The day was fresh and pink like a newborn baby, that most overused of comparisons which I deploy here nonetheless because it is, on this particular morning, simply accurate. There is a quality of newness in certain dawns that the word new entirely fails to contain. The air smelled of chlorophyll and resin.
Button mushrooms had surfaced on a nearby anthill in the night, and our party was thereafter headed in that direction to gather these goodies with the purposeful eagerness of people who have been given, by the morning, something specific and benevolent to do with themselves. Shy squirrels peeped from behind branches and hid away, conducting their surveillance of our expedition with the cautious intelligence of those assessing human intention before committing to proximity. The wood was filled with the sweet chorus of a thousand chirpings.
Onwards march, said Desai, who always said it, who had been saying it on these morning expeditions since we were young men and said it still with undiminished conviction, as though the phrase were not merely directional instruction but philosophical declaration.
Thereafter this occupied me more than the mushrooms, more than the squirrels, more than the morning’s generous inventory of small wonders: that this was available. That it had always been available. That the aquarium light fell on the forest every dawn regardless of whether we were present to receive it, and that we had, on the great majority of dawns, thereafter chosen the indoor alternative.

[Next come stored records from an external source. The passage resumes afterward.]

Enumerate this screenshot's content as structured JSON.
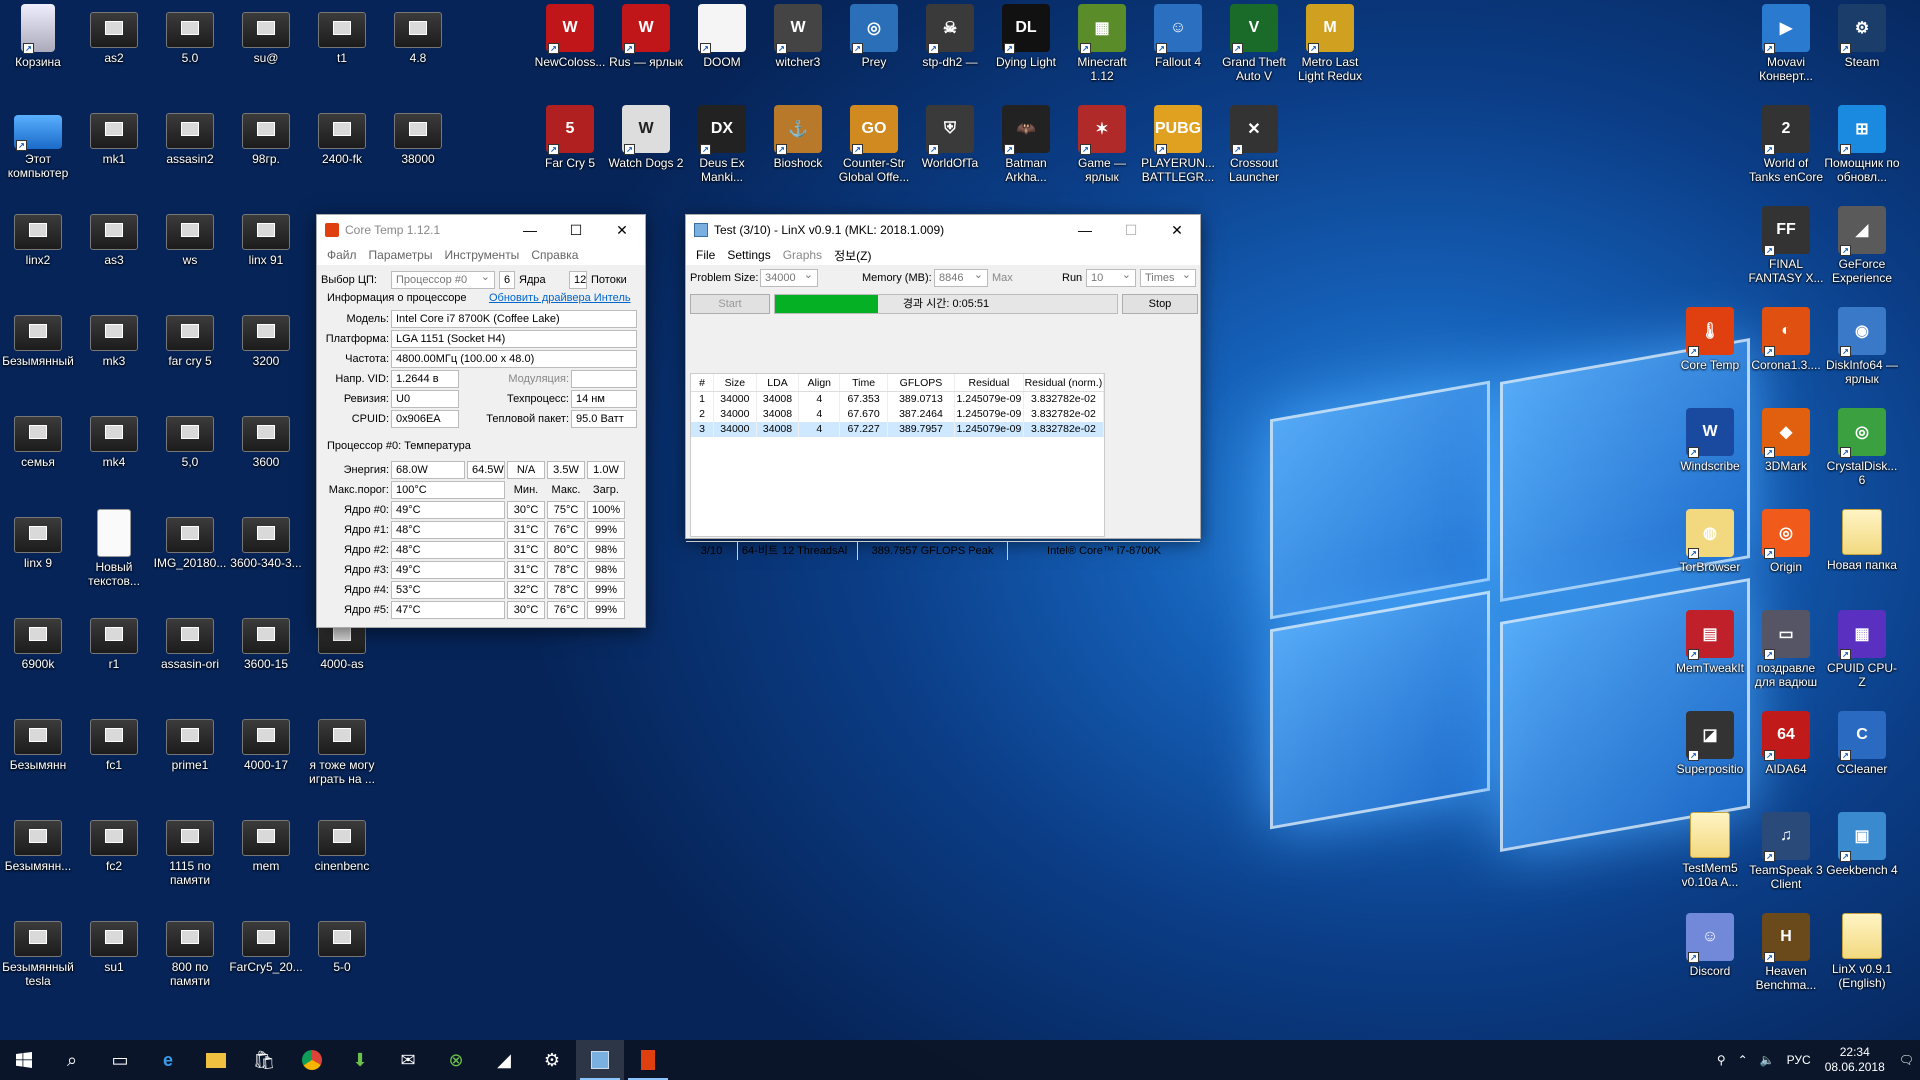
{
  "desktop": {
    "left_icons": [
      {
        "label": "Корзина",
        "kind": "recycle"
      },
      {
        "label": "as2",
        "kind": "thumb"
      },
      {
        "label": "5.0",
        "kind": "thumb"
      },
      {
        "label": "su@",
        "kind": "thumb"
      },
      {
        "label": "t1",
        "kind": "thumb"
      },
      {
        "label": "4.8",
        "kind": "thumb"
      },
      {
        "label": "Этот компьютер",
        "kind": "pc"
      },
      {
        "label": "mk1",
        "kind": "thumb"
      },
      {
        "label": "assasin2",
        "kind": "thumb"
      },
      {
        "label": "98гр.",
        "kind": "thumb"
      },
      {
        "label": "2400-fk",
        "kind": "thumb"
      },
      {
        "label": "38000",
        "kind": "thumb"
      },
      {
        "label": "linx2",
        "kind": "thumb"
      },
      {
        "label": "as3",
        "kind": "thumb"
      },
      {
        "label": "ws",
        "kind": "thumb"
      },
      {
        "label": "linx 91",
        "kind": "thumb"
      },
      {
        "label": "Безымянный",
        "kind": "thumb"
      },
      {
        "label": "mk3",
        "kind": "thumb"
      },
      {
        "label": "far cry 5",
        "kind": "thumb"
      },
      {
        "label": "3200",
        "kind": "thumb"
      },
      {
        "label": "семья",
        "kind": "thumb"
      },
      {
        "label": "mk4",
        "kind": "thumb"
      },
      {
        "label": "5,0",
        "kind": "thumb"
      },
      {
        "label": "3600",
        "kind": "thumb"
      },
      {
        "label": "linx 9",
        "kind": "thumb"
      },
      {
        "label": "Новый текстов...",
        "kind": "doc"
      },
      {
        "label": "IMG_20180...",
        "kind": "thumb"
      },
      {
        "label": "3600-340-3...",
        "kind": "thumb"
      },
      {
        "label": "6900k",
        "kind": "thumb"
      },
      {
        "label": "r1",
        "kind": "thumb"
      },
      {
        "label": "assasin-ori",
        "kind": "thumb"
      },
      {
        "label": "3600-15",
        "kind": "thumb"
      },
      {
        "label": "4000-as",
        "kind": "thumb"
      },
      {
        "label": "Безымянн",
        "kind": "thumb"
      },
      {
        "label": "fc1",
        "kind": "thumb"
      },
      {
        "label": "prime1",
        "kind": "thumb"
      },
      {
        "label": "4000-17",
        "kind": "thumb"
      },
      {
        "label": "я тоже могу играть на ...",
        "kind": "thumb"
      },
      {
        "label": "Безымянн...",
        "kind": "thumb"
      },
      {
        "label": "fc2",
        "kind": "thumb"
      },
      {
        "label": "1115 по памяти",
        "kind": "thumb"
      },
      {
        "label": "mem",
        "kind": "thumb"
      },
      {
        "label": "cinenbenc",
        "kind": "thumb"
      },
      {
        "label": "Безымянный tesla",
        "kind": "thumb"
      },
      {
        "label": "su1",
        "kind": "thumb"
      },
      {
        "label": "800 по памяти",
        "kind": "thumb"
      },
      {
        "label": "FarCry5_20...",
        "kind": "thumb"
      },
      {
        "label": "5-0",
        "kind": "thumb"
      }
    ],
    "top_icons": [
      {
        "label": "NewColoss...",
        "color": "#c0161a",
        "glyph": "W"
      },
      {
        "label": "Rus — ярлык",
        "color": "#c0161a",
        "glyph": "W"
      },
      {
        "label": "DOOM",
        "color": "#f5f5f5",
        "glyph": ""
      },
      {
        "label": "witcher3",
        "color": "#444",
        "glyph": "W"
      },
      {
        "label": "Prey",
        "color": "#2a6fb8",
        "glyph": "◎"
      },
      {
        "label": "stp-dh2 —",
        "color": "#3a3a3a",
        "glyph": "☠"
      },
      {
        "label": "Dying Light",
        "color": "#111",
        "glyph": "DL"
      },
      {
        "label": "Minecraft 1.12",
        "color": "#5a8c2a",
        "glyph": "▦"
      },
      {
        "label": "Fallout 4",
        "color": "#2a6fc0",
        "glyph": "☺"
      },
      {
        "label": "Grand Theft Auto V",
        "color": "#1a6a2a",
        "glyph": "V"
      },
      {
        "label": "Metro Last Light Redux",
        "color": "#d0a020",
        "glyph": "M"
      },
      {
        "label": "Far Cry 5",
        "color": "#b02020",
        "glyph": "5"
      },
      {
        "label": "Watch Dogs 2",
        "color": "#ddd",
        "glyph": "W"
      },
      {
        "label": "Deus Ex Manki...",
        "color": "#222",
        "glyph": "DX"
      },
      {
        "label": "Bioshock",
        "color": "#b87a2a",
        "glyph": "⚓"
      },
      {
        "label": "Counter-Str Global Offe...",
        "color": "#d08a20",
        "glyph": "GO"
      },
      {
        "label": "WorldOfTa",
        "color": "#3a3a3a",
        "glyph": "⛨"
      },
      {
        "label": "Batman Arkha...",
        "color": "#222",
        "glyph": "🦇"
      },
      {
        "label": "Game — ярлык",
        "color": "#b02a2a",
        "glyph": "✶"
      },
      {
        "label": "PLAYERUN... BATTLEGR...",
        "color": "#e0a020",
        "glyph": "PUBG"
      },
      {
        "label": "Crossout Launcher",
        "color": "#333",
        "glyph": "✕"
      }
    ],
    "right_icons": [
      {
        "label": "Movavi Конверт...",
        "color": "#2a7ad0",
        "glyph": "▶"
      },
      {
        "label": "Steam",
        "color": "#1b3d6a",
        "glyph": "⚙"
      },
      {
        "label": "World of Tanks enCore",
        "color": "#333",
        "glyph": "2"
      },
      {
        "label": "Помощник по обновл...",
        "color": "#1a8ae0",
        "glyph": "⊞"
      },
      {
        "label": "FINAL FANTASY X...",
        "color": "#333",
        "glyph": "FF"
      },
      {
        "label": "GeForce Experience",
        "color": "#5a5a5a",
        "glyph": "◢"
      },
      {
        "label": "Core Temp",
        "color": "#e04010",
        "glyph": "🌡"
      },
      {
        "label": "Corona1.3....",
        "color": "#e05010",
        "glyph": "◐"
      },
      {
        "label": "DiskInfo64 — ярлык",
        "color": "#3a78c8",
        "glyph": "◉"
      },
      {
        "label": "Windscribe",
        "color": "#1a4aa0",
        "glyph": "W"
      },
      {
        "label": "3DMark",
        "color": "#e06010",
        "glyph": "◆"
      },
      {
        "label": "CrystalDisk... 6",
        "color": "#3aa040",
        "glyph": "◎"
      },
      {
        "label": "TorBrowser",
        "color": "#f2d980",
        "glyph": "◍"
      },
      {
        "label": "Origin",
        "color": "#f05a1a",
        "glyph": "◎"
      },
      {
        "label": "Новая папка",
        "color": "#f2d980",
        "glyph": ""
      },
      {
        "label": "MemTweakIt",
        "color": "#c0202a",
        "glyph": "▤"
      },
      {
        "label": "поздравле для вадюш",
        "color": "#556",
        "glyph": "▭"
      },
      {
        "label": "CPUID CPU-Z",
        "color": "#5a30c0",
        "glyph": "▦"
      },
      {
        "label": "Superpositio",
        "color": "#333",
        "glyph": "◪"
      },
      {
        "label": "AIDA64",
        "color": "#c01a1a",
        "glyph": "64"
      },
      {
        "label": "CCleaner",
        "color": "#2a6ac0",
        "glyph": "C"
      },
      {
        "label": "TestMem5 v0.10a A...",
        "color": "#f2d980",
        "glyph": ""
      },
      {
        "label": "TeamSpeak 3 Client",
        "color": "#2a4a7a",
        "glyph": "♫"
      },
      {
        "label": "Geekbench 4",
        "color": "#3a8ad0",
        "glyph": "▣"
      },
      {
        "label": "Discord",
        "color": "#7289da",
        "glyph": "☺"
      },
      {
        "label": "Heaven Benchma...",
        "color": "#6a4a1a",
        "glyph": "H"
      },
      {
        "label": "LinX v0.9.1 (English)",
        "color": "#f2d980",
        "glyph": ""
      }
    ]
  },
  "coretemp": {
    "title": "Core Temp 1.12.1",
    "menu": [
      "Файл",
      "Параметры",
      "Инструменты",
      "Справка"
    ],
    "cpu_select_label": "Выбор ЦП:",
    "cpu_select_value": "Процессор #0",
    "cores": "6",
    "cores_label": "Ядра",
    "threads": "12",
    "threads_label": "Потоки",
    "info_header": "Информация о процессоре",
    "update_link": "Обновить драйвера Интель",
    "model_label": "Модель:",
    "model": "Intel Core i7 8700K (Coffee Lake)",
    "platform_label": "Платформа:",
    "platform": "LGA 1151 (Socket H4)",
    "freq_label": "Частота:",
    "freq": "4800.00МГц (100.00 x 48.0)",
    "vid_label": "Напр. VID:",
    "vid": "1.2644 в",
    "mod_label": "Модуляция:",
    "rev_label": "Ревизия:",
    "rev": "U0",
    "tech_label": "Техпроцесс:",
    "tech": "14 нм",
    "cpuid_label": "CPUID:",
    "cpuid": "0x906EA",
    "tdp_label": "Тепловой пакет:",
    "tdp": "95.0 Ватт",
    "temp_header": "Процессор #0: Температура",
    "power_label": "Энергия:",
    "power": [
      "68.0W",
      "64.5W",
      "N/A",
      "3.5W",
      "1.0W"
    ],
    "tjmax_label": "Макс.порог:",
    "tjmax": "100°C",
    "col_min": "Мин.",
    "col_max": "Макс.",
    "col_load": "Загр.",
    "cores_rows": [
      {
        "name": "Ядро #0:",
        "t": "49°C",
        "min": "30°C",
        "max": "75°C",
        "load": "100%"
      },
      {
        "name": "Ядро #1:",
        "t": "48°C",
        "min": "31°C",
        "max": "76°C",
        "load": "99%"
      },
      {
        "name": "Ядро #2:",
        "t": "48°C",
        "min": "31°C",
        "max": "80°C",
        "load": "98%"
      },
      {
        "name": "Ядро #3:",
        "t": "49°C",
        "min": "31°C",
        "max": "78°C",
        "load": "98%"
      },
      {
        "name": "Ядро #4:",
        "t": "53°C",
        "min": "32°C",
        "max": "78°C",
        "load": "99%"
      },
      {
        "name": "Ядро #5:",
        "t": "47°C",
        "min": "30°C",
        "max": "76°C",
        "load": "99%"
      }
    ]
  },
  "linx": {
    "title": "Test (3/10) - LinX v0.9.1 (MKL: 2018.1.009)",
    "menu": [
      "File",
      "Settings",
      "Graphs",
      "정보(Z)"
    ],
    "problem_label": "Problem Size:",
    "problem": "34000",
    "memory_label": "Memory (MB):",
    "memory": "8846",
    "max_label": "Max",
    "run_label": "Run",
    "run": "10",
    "times": "Times",
    "start": "Start",
    "stop": "Stop",
    "elapsed": "경과 시간: 0:05:51",
    "progress": 0.3,
    "columns": [
      "#",
      "Size",
      "LDA",
      "Align",
      "Time",
      "GFLOPS",
      "Residual",
      "Residual (norm.)"
    ],
    "rows": [
      [
        "1",
        "34000",
        "34008",
        "4",
        "67.353",
        "389.0713",
        "1.245079e-09",
        "3.832782e-02"
      ],
      [
        "2",
        "34000",
        "34008",
        "4",
        "67.670",
        "387.2464",
        "1.245079e-09",
        "3.832782e-02"
      ],
      [
        "3",
        "34000",
        "34008",
        "4",
        "67.227",
        "389.7957",
        "1.245079e-09",
        "3.832782e-02"
      ]
    ],
    "status": [
      "3/10",
      "64-비트",
      "12 ThreadsAl",
      "389.7957 GFLOPS Peak",
      "Intel® Core™ i7-8700K"
    ]
  },
  "taskbar": {
    "lang": "РУС",
    "time": "22:34",
    "date": "08.06.2018"
  }
}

The mushrooms filled the basket. The squirrels deliberated. The thousand birds continued their magnificent, unrefereed debate.
Onwards march.
What other instruction, on a morning such as this, could possibly suffice?
Someone Tell Me
The virulently red raspberryade arrived on the veranda in a clay cup still cool from the earthen pot, and I have thereafter measured every subsequent pleasure of my adult life against that standard and found most of them, in the final accounting, somewhat bureaucratic by comparison.
Summers at Granny’s were the only education that ever truly took. At Granny’s, one loitered like a tramp the whole morning. One picked nuts from the low branches with the selective discrimination of a connoisseur. One smelled flowers not in the performative manner of the nature-walk. One chased lizards. One pursued flying beetles with the comprehensive commitment of a naturalist to whom the specimen is, in this moment, the most important object in the known world. One chased them not to catch them, necessarily, but because the chasing was itself the point.
And when one had, at last, had enough — that most luxurious of all possible conditions, having had enough, which the scheduled life almost never permits one to reach organically — one sat on the veranda with the farm hands and sipped the virulently red raspberryade. Delicious, angry-looking, and the colour of something that meant business. The farm hands spoke of things I did not understand and thereafter never forgot. The afternoon conducted itself at the pace that afternoons, given proper latitude, prefer.
Wherefore, I demand, with increasing frequency and decreasing rhetorical restraint as the years accumulate, does there need to be school at all? I pose this question not in ignorance of the counter-arguments, but as a genuine provocation. Herein is what Granny’s summers taught that no curriculum has since replicated: that knowledge entered through the body (through the fingers on the nut, the nose in the flower, the legs in pursuit of the beetle, the tongue meeting the virulent red) adheres in a manner that knowledge entered through the ear and thereafter examined on paper does not.
I knew the raspberry. I knew it completely. Someone tell me what examination could have done that better.